Effortless Ground Beef Mongolian Noodles
Listen up—this is my secret go-to to squash weeknight hunger. Ground Beef Mongolian Noodles come together crazy fast and taste unreal. They’ve got that perfect sweet and salty thing going with a tiny kick. Everyone comes running when they catch the smell. Way better than what you’d get delivered, no joke.
Why This Is a Total Winner
You’re honestly going to flip for how this hits all the notes of PF Chang’s Mongolian Beef without the fancy price tag. Swapping in ground beef instead of pricier cuts keeps it easy and friendly on your wallet. Fresh green onions, ginger, and garlic give off the most mouthwatering smell, and you can tweak every bit to fit what you like best.
Stuff You Need
- Protein: Start with a pound of lean ground beef, like 90% if you can, though whichever you have is totally fine.
- Zing: Trust me, get some fresh ginger and garlic—they make all the difference.
- Sweetness: Grab a third cup of brown sugar or go lighter on it if that’s your style.
- Savory Mix: Soy sauce (low sodium is cool), hoisin, and beef broth come together for the best sauce.
- Kick: Want some spice?

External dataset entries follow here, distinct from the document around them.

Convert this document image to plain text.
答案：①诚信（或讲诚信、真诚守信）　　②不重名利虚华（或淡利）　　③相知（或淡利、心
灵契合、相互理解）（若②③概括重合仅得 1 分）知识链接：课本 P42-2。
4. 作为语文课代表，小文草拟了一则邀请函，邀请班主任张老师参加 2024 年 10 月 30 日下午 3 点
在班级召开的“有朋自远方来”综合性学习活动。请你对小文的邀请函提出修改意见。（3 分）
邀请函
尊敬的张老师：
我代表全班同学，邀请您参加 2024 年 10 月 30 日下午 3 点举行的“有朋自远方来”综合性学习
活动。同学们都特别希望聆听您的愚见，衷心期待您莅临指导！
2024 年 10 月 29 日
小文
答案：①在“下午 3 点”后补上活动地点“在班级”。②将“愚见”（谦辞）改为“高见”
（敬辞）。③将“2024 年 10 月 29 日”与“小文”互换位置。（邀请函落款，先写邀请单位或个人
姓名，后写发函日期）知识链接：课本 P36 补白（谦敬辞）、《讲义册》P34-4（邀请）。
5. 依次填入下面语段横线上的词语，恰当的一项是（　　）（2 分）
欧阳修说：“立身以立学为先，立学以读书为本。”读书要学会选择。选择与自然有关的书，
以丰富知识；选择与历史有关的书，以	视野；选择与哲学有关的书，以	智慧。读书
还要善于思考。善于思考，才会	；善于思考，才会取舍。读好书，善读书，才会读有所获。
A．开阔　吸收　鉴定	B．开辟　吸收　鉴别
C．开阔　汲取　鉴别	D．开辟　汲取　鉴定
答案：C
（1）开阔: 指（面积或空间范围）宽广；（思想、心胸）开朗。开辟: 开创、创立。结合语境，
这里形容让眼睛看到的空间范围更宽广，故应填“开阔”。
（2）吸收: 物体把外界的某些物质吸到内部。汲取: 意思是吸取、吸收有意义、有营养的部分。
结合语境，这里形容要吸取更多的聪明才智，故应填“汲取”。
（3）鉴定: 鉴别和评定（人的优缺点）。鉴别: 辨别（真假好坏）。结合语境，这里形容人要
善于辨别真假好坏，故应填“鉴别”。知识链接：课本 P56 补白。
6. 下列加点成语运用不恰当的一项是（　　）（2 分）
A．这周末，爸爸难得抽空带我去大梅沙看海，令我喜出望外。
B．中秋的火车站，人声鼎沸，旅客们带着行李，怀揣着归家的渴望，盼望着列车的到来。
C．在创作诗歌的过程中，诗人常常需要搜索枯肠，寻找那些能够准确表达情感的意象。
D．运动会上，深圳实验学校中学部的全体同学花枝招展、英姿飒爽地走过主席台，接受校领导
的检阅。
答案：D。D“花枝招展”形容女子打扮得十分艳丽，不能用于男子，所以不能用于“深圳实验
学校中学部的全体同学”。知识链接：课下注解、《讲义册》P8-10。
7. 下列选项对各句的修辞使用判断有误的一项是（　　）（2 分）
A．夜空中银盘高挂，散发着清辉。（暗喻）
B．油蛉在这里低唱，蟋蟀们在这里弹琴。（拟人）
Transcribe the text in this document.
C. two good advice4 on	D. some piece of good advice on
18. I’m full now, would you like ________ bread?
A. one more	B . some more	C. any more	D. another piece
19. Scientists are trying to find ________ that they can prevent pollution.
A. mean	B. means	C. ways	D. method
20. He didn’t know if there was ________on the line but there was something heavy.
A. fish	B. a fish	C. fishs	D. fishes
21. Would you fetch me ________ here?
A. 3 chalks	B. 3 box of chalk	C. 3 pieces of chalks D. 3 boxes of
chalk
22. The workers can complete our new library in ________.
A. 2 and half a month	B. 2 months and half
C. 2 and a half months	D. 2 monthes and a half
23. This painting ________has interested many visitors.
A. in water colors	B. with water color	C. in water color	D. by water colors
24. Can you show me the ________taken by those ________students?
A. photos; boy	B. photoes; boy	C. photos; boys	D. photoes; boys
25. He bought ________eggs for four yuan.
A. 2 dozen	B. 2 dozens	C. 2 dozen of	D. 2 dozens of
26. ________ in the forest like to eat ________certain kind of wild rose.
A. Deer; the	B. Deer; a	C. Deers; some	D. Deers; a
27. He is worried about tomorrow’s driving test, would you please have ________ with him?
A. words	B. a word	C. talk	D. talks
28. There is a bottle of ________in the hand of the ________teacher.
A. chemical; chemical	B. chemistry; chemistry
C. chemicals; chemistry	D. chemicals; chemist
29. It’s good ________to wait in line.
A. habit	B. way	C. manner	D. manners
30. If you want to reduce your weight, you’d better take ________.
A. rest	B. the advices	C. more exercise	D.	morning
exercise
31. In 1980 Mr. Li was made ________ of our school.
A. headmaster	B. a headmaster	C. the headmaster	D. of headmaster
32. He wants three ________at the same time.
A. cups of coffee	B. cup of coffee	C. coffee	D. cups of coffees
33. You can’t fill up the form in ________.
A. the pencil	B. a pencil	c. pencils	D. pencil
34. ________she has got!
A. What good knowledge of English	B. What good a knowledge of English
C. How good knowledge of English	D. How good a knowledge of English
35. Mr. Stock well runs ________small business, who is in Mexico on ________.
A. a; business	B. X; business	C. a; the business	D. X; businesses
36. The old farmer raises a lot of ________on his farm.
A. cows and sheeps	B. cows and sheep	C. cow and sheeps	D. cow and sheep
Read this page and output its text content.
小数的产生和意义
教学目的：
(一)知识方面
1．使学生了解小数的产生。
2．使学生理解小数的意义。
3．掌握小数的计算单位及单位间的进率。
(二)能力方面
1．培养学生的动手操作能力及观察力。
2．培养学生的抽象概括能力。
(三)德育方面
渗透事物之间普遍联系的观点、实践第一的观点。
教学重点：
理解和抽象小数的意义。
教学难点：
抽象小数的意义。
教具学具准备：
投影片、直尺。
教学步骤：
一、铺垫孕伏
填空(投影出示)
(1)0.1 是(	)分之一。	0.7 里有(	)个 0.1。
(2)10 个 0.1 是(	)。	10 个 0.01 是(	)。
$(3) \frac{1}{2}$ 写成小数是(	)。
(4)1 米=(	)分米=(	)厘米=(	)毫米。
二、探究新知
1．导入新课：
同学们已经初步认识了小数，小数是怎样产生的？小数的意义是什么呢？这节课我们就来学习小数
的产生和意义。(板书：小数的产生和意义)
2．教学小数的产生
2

Sprinkle in black pepper, toss in red pepper flakes if you’re up for heat.
- Pasta Base: Any long noodle works—spaghetti, linguine, even fettuccine.
- Sauce Helper: A little water and cornstarch makes the sauce just right.
- Herby Finish: Load up on chopped green onions for extra pop.
How to Throw It Together
- Time to Eat
- Pile into bowls, top with more green onions and add a pinch of extra chili if the mood strikes.
- Bring It Together
- Toss in your noodles, give everything a good mix, then add sliced green onions toward the end.
- Thicken It Up
- Whisk cornstarch with water and stir it in so your sauce gets velvety and coats everything.
- Make it Saucy
- Pour soy sauce, beef broth, hoisin, brown sugar, and your spices in the skillet—let it gently bubble.
- Add the Good Stuff
- Mix in ginger and garlic, let those awesome smells build for a minute or two.
- Cook Your Beef
- Brown ground beef in a wide pan, breaking it into small pieces, and pour off the extra fat.
- Noodle Time
- Boil up a pot of water and cook those noodles based on the instructions on the box.

Handy Things to Grab
You just need the basics—pasta pot, large skillet or braiser, measuring tools, a mixing bowl, and a wooden spoon to stir everything up. See? Super doable even when the night gets busy.
How to Crush It Every Time
Fresh is best—chop up real ginger and garlic, not the pre-minced ones. It’ll taste way better. Get everything out and ready before you start, makes things flow smoother. Opt for sauces marked low sodium so you’re in control of saltiness. Making noodles ahead? A splash of oil keeps ’em from getting stuck.
Easy Ways to Save Leftovers
Put leftovers in a tight-lidded container—should be fine in the fridge up to three days. Warm them up with a touch of broth or water so it isn’t dry. Want to freeze some for later? Go for it! Just thaw overnight and it’s ready when you are.

Common Questions
- → Can I use different types of noodles?
You can go with whatever long pasta you like — spaghetti, lo mein, even fettuccine or linguine work. Just use what’s handy or what sounds good.
- → How can I make this less sweet?
Drop the brown sugar down to just a quarter cup if you want it less sugary. There’s still hoisin in there, so you’ll get some sweet tang either way.
- → Can I add vegetables to this?
For sure! Toss in broccoli, bell peppers, snap peas, or carrot. Stir them in when the beef goes back to the pan and they’ll keep that nice crunch.
- → Why use low-sodium soy sauce?
Regular soy can make things way too salty, especially with hoisin in the mix. The low-sodium stuff helps you keep the flavor just right.
- → Can I make this spicier?
Bump up the red pepper flakes or squeeze in sriracha. Or slice up some fresh chilies and toss them in if you want the heat really kicked up.